As provas finais do 9º anos podem vir a deixar de contar para a nota, recomendou o Conselho Nacional de Educação (CNE): de acordo com o jornal ‘Público’, citando um parecer do organismo sobre as novas provas de monitorização da aprendizagem (ModA), é proposto que se avalie “a possibilidade de aplicar as provas ModA no 9º ano de escolaridade”.
Assim, a avaliação dos alunos seria alterada, uma vez que as provas ModA não têm impacto na avaliação final, sendo que as provas finais do 9º ano atualmente têm: o CNE recomendou ainda ao Governo para não utilizar os dados aferidos pelas provas para estabelecer qualquer ranking de escolas.
O CNE recomendou ao Governo que avalie “a possibilidade de aplicar as provas ModA no 9º ano de escolaridade, como forma de tornar o sistema de avaliação externa que agora se propõe mais abrangente e consistente no seu todo, o que implicará a necessidade de produzir alterações no articulado legislativo”.
A proposta é justificada pelo facto de “quando a escolaridade obrigatória abrangia nove anos e as taxas de retenção e de abandono escolar eram elevadas, estas provas finais visavam valorizar os saberes a serem certificados”. “Dado que atualmente não há necessidade de certificação no final da educação básica, porque os alunos são obrigados a prosseguir os seus estudos, questiona-se a sua pertinência”, apontou o CNE.
Recorde-se que o Ministério da Educação avanço com a extinção, neste ano letivo, das provas de aferição, realizadas nos 2º, 5º e 8º anos, sendo o modelo substituído pelas provas ModA nos 4º e 6º anos às disciplinas de Português e Matemática, com outra disciplina rotativa a cada três anos.
As provas-ensaio do novo modelo de avaliação externa arrancaram esta segunda-feira com os alunos dos 4.º, 6.º e 9.º anos a demonstrar os seus conhecimentos de Português – e com greve de professores: a Federação Nacional dos Professores (Fenprof) entregou um pré-aviso de greve que abrange todos os docentes convocados para tarefas relacionadas com as provas-ensaio, que podem ir desde o trabalho de secretariado de exames, à vigilância ou classificação das provas.
A atual equipa do Ministério da Educação, Ciência e Inovação (MECI) desenhou um novo modelo de avaliação externa, substituindo as provas de aferição dos 2º, 5º e 8º anos, por provas nos 4º e 6º anos, realizando este ano, pela primeira vez, as provas de Monitorização da Aprendizagem (ModA).
Antes das provas, que vão realizar-se entre meados de maio e o início de junho, o MECI decidiu levar a cabo testes para que os alunos possam ter contacto com a plataforma eletrónica de realização de provas, mas também para avaliar a capacidade tecnológica das escolas e identificar problemas que precisem de ser corrigidos atempadamente.
Na próxima semana, os alunos dos 4º e 6º anos realizam testes às provas ModA de Português e os do 9º às provas finais do ensino básico.

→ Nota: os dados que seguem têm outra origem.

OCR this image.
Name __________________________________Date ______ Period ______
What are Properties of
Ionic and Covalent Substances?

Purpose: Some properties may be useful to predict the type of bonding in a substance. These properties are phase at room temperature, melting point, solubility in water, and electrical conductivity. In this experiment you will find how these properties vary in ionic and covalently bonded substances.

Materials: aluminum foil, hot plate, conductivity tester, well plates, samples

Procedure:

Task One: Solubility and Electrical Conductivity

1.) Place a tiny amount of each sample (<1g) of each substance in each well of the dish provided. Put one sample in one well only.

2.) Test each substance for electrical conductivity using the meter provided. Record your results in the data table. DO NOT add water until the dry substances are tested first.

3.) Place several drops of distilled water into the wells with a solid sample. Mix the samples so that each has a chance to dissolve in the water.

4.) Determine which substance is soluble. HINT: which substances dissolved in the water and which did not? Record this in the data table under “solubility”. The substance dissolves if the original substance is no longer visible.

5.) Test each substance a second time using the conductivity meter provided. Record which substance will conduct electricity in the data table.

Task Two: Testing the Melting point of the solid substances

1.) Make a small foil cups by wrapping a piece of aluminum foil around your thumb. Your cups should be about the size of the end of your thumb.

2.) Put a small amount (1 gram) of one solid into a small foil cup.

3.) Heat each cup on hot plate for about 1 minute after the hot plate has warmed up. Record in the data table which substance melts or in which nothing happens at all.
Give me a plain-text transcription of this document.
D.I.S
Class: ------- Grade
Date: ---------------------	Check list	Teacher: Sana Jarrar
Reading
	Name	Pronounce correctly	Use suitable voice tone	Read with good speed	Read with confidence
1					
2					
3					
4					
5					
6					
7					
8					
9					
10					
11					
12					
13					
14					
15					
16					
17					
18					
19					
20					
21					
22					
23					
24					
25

Na semana seguinte, os alunos do 4º ano serão chamados para demonstrar os seus conhecimentos de Inglês e os do 6º de História e Geografia. Já na última semana de fevereiro, será a vez das provas-ensaio de Matemática.
As provas têm a duração de 45 minutos e os alunos poderão realizá-las no mesmo dia e à mesma hora em que tinham a disciplina no seu horário, “pois pretende-se que estas provas não causem perturbação no funcionamento normal da escola”.
As provas ModA são de realização obrigatória e de aplicação universal, tendo os alunos que realizar sempre três provas: Português e Matemática (com componente de Estudo do Meio no 4º ano e componente de Ciências Naturais no 6º ano), e uma outra disciplina que é rotativa, a cada três anos.